Far Afield: A Sportswriting Odyssey (Paperback)
A Year in Provence . . . in sweats
Some people would consider writing for Sports Illustrated a dream job. Others fantasize about living idyllically in the South of France. S. L. Price got to do both. Assigned by Sports Illustrated to cover sports in Europe, Price relocated his family to a small hamlet in Provence, and then set out to uncover the soul of world athletic competition.
In an attempt to comprehend the planet's most intense and bloody sports, he immersed himself in the cricket rivalry between India and Pakistan. He spent time with Lance Armstrong as the cyclist fended off rumors of performance-enhancing drugs.
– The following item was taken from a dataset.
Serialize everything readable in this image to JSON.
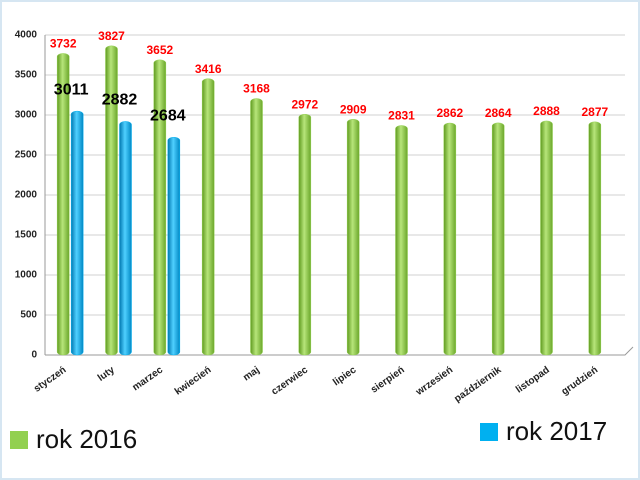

He argued politics with Olympic athletes in Athens, covered Austria's beer-drenched version of the Super Bowl, and caught basketball fever in Belgrade—as he, his wife, and children tried to adjust to life in a Europe convulsed by terrorism, anti-Americanism, and George Bush's war in Iraq.
Far Afield is an extraordinary memoir of growth, family, and games people play worldwide.
About the Author
S. L. Price, a senior writer at Sports Illustrated since 1994, has written two other books—Pitching Around Fidel, which was a finalist for the Los Angeles Times Book Prize, and Far Afield, which Esquire named one of the top five books of 2007. He lives in Washington, D.C., with his family.
Praise for Far Afield: A Sportswriting Odyssey…
Praise for FAR AFIELD: “The seasoned reporter behind this memoir is a master of the new journalism developed by Hunter Thompson, Gay Talese and Price’s personal paragon, Pete Hamill. Whenever he writes about sports--or about the craft of writing--he hits it over the fence.”
-New York Times Book Review
“One of the year’s five best reads.”
“Price blends an unerring eye for detail and nuance with fresh, crackling prose that gives these insights a startling authenticity.”
“[Price is] perceptive, open-minded, and intelligent, transcribing Europe with the confident, lofty lyricism of an American sportswriter who has found his voice.”
“A social commentarry of the first order. Highly recommended.”